When I see blackened blobs of dried gum in a parking lot, they inspire me to write. The Tao Te Ching has taught me that the world should not be divided into beautiful and ugly, or other dualisms. (There is only the Tao, the Way, the unity of all things – whatever that means.) Our minds, craving categorization and simplicity, fall prey to false opposites all the time: good and evil, us and them, right and wrong, etc.
Just as I occasionally find unlikely beauty in “ugliness,” I sometimes see ugliness in what traditionally is regarded as beautiful. For example, Nature inspires us with its beauty, but often I reflect on how brutal it is: a cycle of killing, eating, evading, surviving and mating. It’s as ruthless as capitalism. Nature relaxes you, but Nature is hardly relaxed. Nature is relentless struggle and death.

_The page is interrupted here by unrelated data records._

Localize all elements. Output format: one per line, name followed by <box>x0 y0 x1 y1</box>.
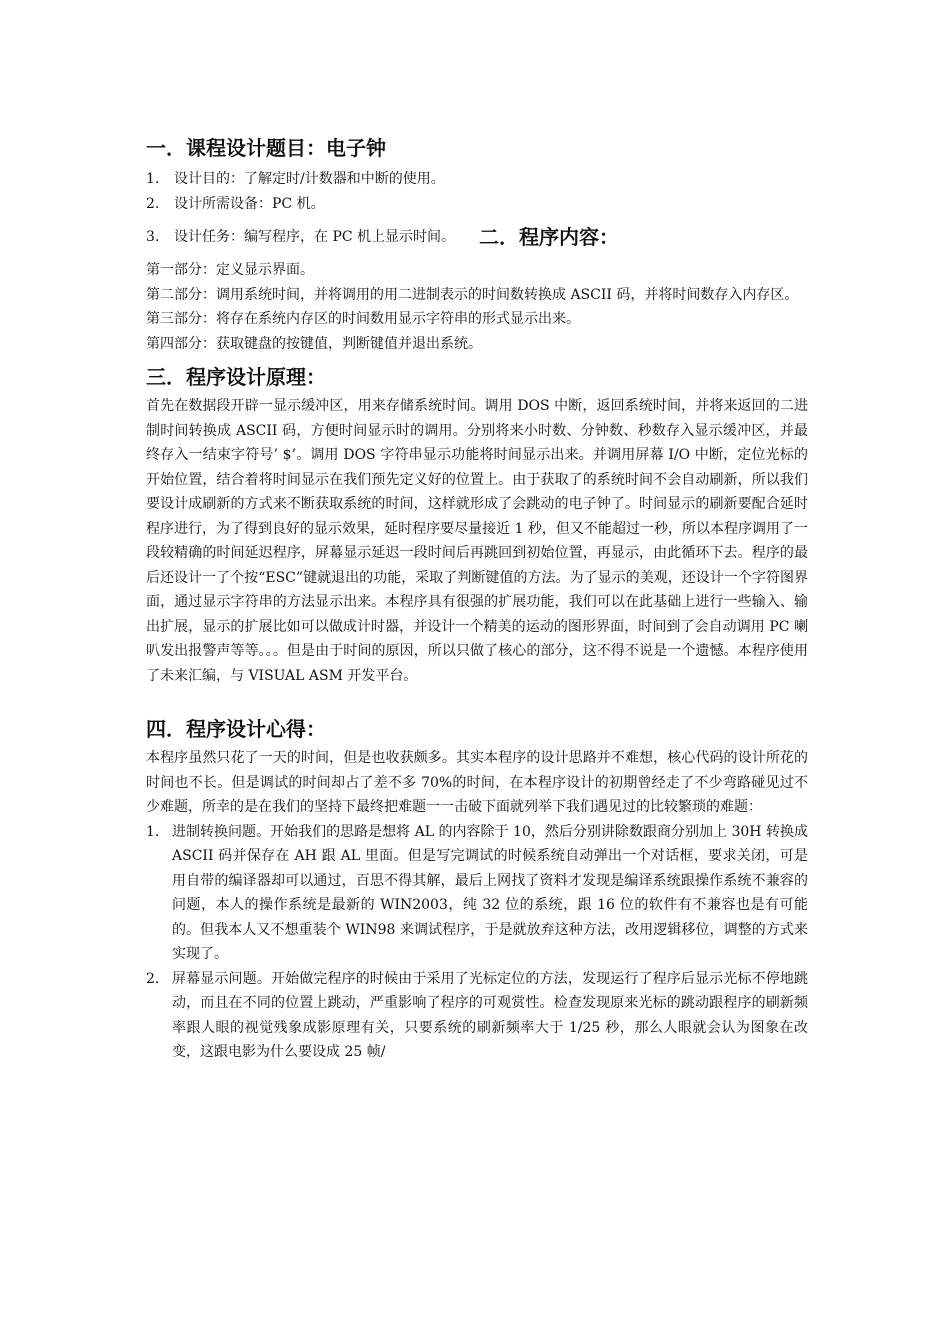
section1-item: 2. 设计所需设备：PC 机。 <box>146 195 325 212</box>
section1-heading: 一．课程设计题目：电子钟 <box>146 136 386 160</box>
section4-list-item: 2． 屏幕显示问题。开始做完程序的时候由于采用了光标定位的方法，发现运行了程序后显示光标不停地跳动，而且在不同的位置上跳动，严重影响了程序的可观赏性。检查发现原来光标的跳动跟程序的刷新频率跟人眼的视觉残象成影原理有关，只要系统的刷新频率大于 1/25 秒，那么人眼就会认为图象在改变，这跟电影为什么要设成 25 帧/ <box>146 970 808 1060</box>
section2-paragraph: 第一部分：定义显示界面。 <box>146 262 314 278</box>
section2-paragraph: 第四部分：获取键盘的按键值，判断键值并退出系统。 <box>146 335 482 352</box>
section4-heading: 四．程序设计心得： <box>146 717 326 741</box>
section1-item: 3. 设计任务：编写程序，在 PC 机上显示时间。 <box>146 228 456 245</box>
section2-heading: 二．程序内容： <box>479 225 620 249</box>
section1-item: 1. 设计目的：了解定时/计数器和中断的使用。 <box>146 171 445 187</box>
document-content <box>146 133 808 1065</box>
section4-list-item: 1． 进制转换问题。开始我们的思路是想将 AL 的内容除于 10，然后分别讲除数跟商分别加上 30H 转换成 ASCII 码并保存在 AH 跟 AL 里面。但是写完调试的时候系统自动弹出一个对话框，要求关闭，可是用自带的编译器却可以通过，百思不得其解，最后上网找了资料才发现是编译系统跟操作系统不兼容的问题，本人的操作系统是最新的 WIN2003，纯 32 位的系统，跟 16 位的软件有不兼容也是有可能的。但我本人又不想重装个 WIN98 来调试程序，于是就放弃这种方法，改用逻辑移位，调整的方式来实现了。 <box>146 823 808 962</box>
section2-paragraph: 第三部分：将存在系统内存区的时间数用显示字符串的形式显示出来。 <box>146 311 580 327</box>
section4-intro: 本程序虽然只花了一天的时间，但是也收获颇多。其实本程序的设计思路并不难想，核心代码的设计所花的时间也不长。但是调试的时间却占了差不多 70%的时间，在本程序设计的初期曾经走了不少弯路碰见过不少难题，所幸的是在我们的坚持下最终把难题一一击破下面就列举下我们遇见过的比较繁琐的难题： <box>146 750 808 815</box>
section3-heading: 三．程序设计原理： <box>146 365 326 389</box>
section2-paragraph: 第二部分：调用系统时间，并将调用的用二进制表示的时间数转换成 ASCII 码，并将时间数存入内存区。 <box>146 286 799 303</box>
section3-body: 首先在数据段开辟一显示缓冲区，用来存储系统时间。调用 DOS 中断，返回系统时间，并将来返回的二进制时间转换成 ASCII 码，方便时间显示时的调用。分别将来小时数、分钟数、秒数存入显示缓冲区，并最终存入一结束字符号’ $’。调用 DOS 字符串显示功能将时间显示出来。并调用屏幕 I/O 中断，定位光标的开始位置，结合着将时间显示在我们预先定义好的位置上。由于获取了的系统时间不会自动刷新，所以我们要设计成刷新的方式来不断获取系统的时间，这样就形成了会跳动的电子钟了。时间显示的刷新要配合延时程序进行，为了得到良好的显示效果，延时程序要尽量接近 1 秒，但又不能超过一秒，所以本程序调用了一段较精确的时间延迟程序，屏幕显示延迟一段时间后再跳回到初始位置，再显示，由此循环下去。程序的最后还设计一了个按“ESC”键就退出的功能，采取了判断键值的方法。为了显示的美观，还设计一个字符图界面，通过显示字符串的方法显示出来。本程序具有很强的扩展功能，我们可以在此基础上进行一些输入、输出扩展，显示的扩展比如可以做成计时器，并设计一个精美的运动的图形界面，时间到了会自动调用 PC 喇叭发出报警声等等。。。但是由于时间的原因，所以只做了核心的部分，这不得不说是一个遗憾。本程序使用了未来汇编，与 VISUAL ASM 开发平台。 <box>146 398 808 684</box>
section1-item-with-section2-heading <box>146 222 808 252</box>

Submitting everything we see to convenient labels, to approval or rejection, to celebration or complaint, is easy but unsubtle, and blunts the mind to true understanding. For example: Advertising is ugly. And flowers are beautiful, right? Yet consider that flowers merely serve as billboards for bees and other pollinators. Their beauty, to our eyes, is an accidental development. Nature has employed advertising for eons.
And beauty of course, is subjective and species specific. There is nothing more alluringly beautiful to the fly than the tantalizing scent of putrefying flesh.